March 29, 2023                                                                      ________________________________

                                                                                                                   Hon. Mitchell Beckloff

                                                                                                                   Judge of the Superior Court

 

 



[1] Plaintiff contends Defendants untimely filed their opposition. Plaintiff is correct. Nonetheless, the court overlooks the untimely filing given there appears to be no prejudice. Plaintiff also argues Defendants’ supplemental opposition combined with their original opposition exceed applicable page limitations. For purposes of this request for a preliminary injunction, the court considers only Defendants’ later filed “supplemental” opposition.

[2] On January 23, 2023, Plaintiff filed its first amended complaint and dismissed its statutory claim for an alleged violation of Civil Code section 2943. Defendants contend the Civil Code section 2943 claim served as the only claim for which Plaintiff had standing to pursue as an “entitled person.” Defendants argue none of the claims alleged in the first amended complaint support a preliminary injunction. (Dicecca Decl., ¶ 16.)

[3] In 2014, Corlyn filed a civil action seeking to enjoin the nonjudicial foreclosures of the Property by Wells Fargo. Despite the 2008 quitclaim deed Corlyn asserted he was the borrower in that litigation. (RJN No. 9). Corlyn made similar allegations against Wells Fargo on June 28, 2019 in another action where he asserted: “Mr. Corlyn has standing to sue because, though he does not live at the subject property, he is still the borrower on the loan.” (RJN Nos. 10-11; Dicecca Decl., ¶ 13, Ex. 9 [Corlyn’s FAC ¶ 36].)

[4] Quan Wye v. Chin Lin Hee, supra, 123 Cal. at 185 addressed the authority of an assignee (pursuant to a properly assigned contract) to sue on a contract. Nothing here suggests Plaintiff assumed Corlyn’s rights and obligations under the deed of trust.

[5] Don Rose Oil Co. v. Lindsley, supra, 160 Cal.App.3d at 752 cited Quan Wye v. Chin Lin Hee, supra, 123 Cal. at 185 for the proposition as assignee may prosecute an action. Of course, Quan Wye v. Chin Lin Hee, supra, 123 Cal. at 185 arose in the context of a proper assignment. Don Rose Oil Co. v. Lindsley concerned whether an oil company had improperly withheld consent to an assignment. As there is no evidence Corlyn ever attempted to obtain the lender’s consent, the issue raised in Don Rose Oil Co. v. Lindsley is not relevant here.

[6] The Supreme Court did not address the issue of standing in Wellenkamp v.
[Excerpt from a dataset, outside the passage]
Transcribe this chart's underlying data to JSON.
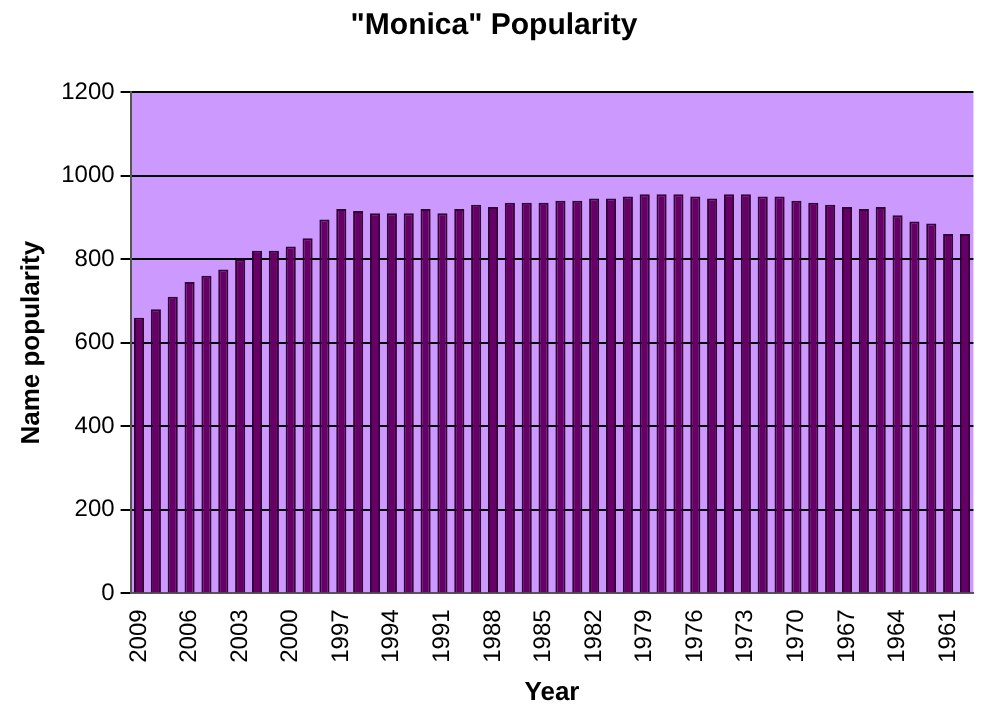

Bank of America, supra, 21 Cal.3d 943. Thus, the court cannot determine whether there was an assignment prohibition in the deed of trust at issue. Here, there is a provision in the deed of trust requiring the lender to consent to any assumption of Corlyn’s rights and obligations under the deed of trust. Defendants do not address the case.

[7] These regulations implement the Real Estate Settlement Procedures Act (RESPA). (12 U.S.C. 2601 et. seq.) Title 12 C.F.R. section 1024.41, subdivision (f)(1)(i) provides “[a] servicer shall not make the first notice or filing required by applicable law for any judicial or non-judicial foreclosure process unless [a] borrower's mortgage loan obligation is more than 120 days delinquent.”

[8] Although SPS made a number of advances for hazard insurance, those amounts were ultimately refunded when satisfactory proof of insurance for the time-periods in question were provided to SPS. Accordingly, any balance due for advances for hazard insurance was eliminated.

[9] Paragraph 1 of the first deed of trust provides “Lender may return any payment or partial payment if the payment or partial payments are insufficient to bring the Loan current.”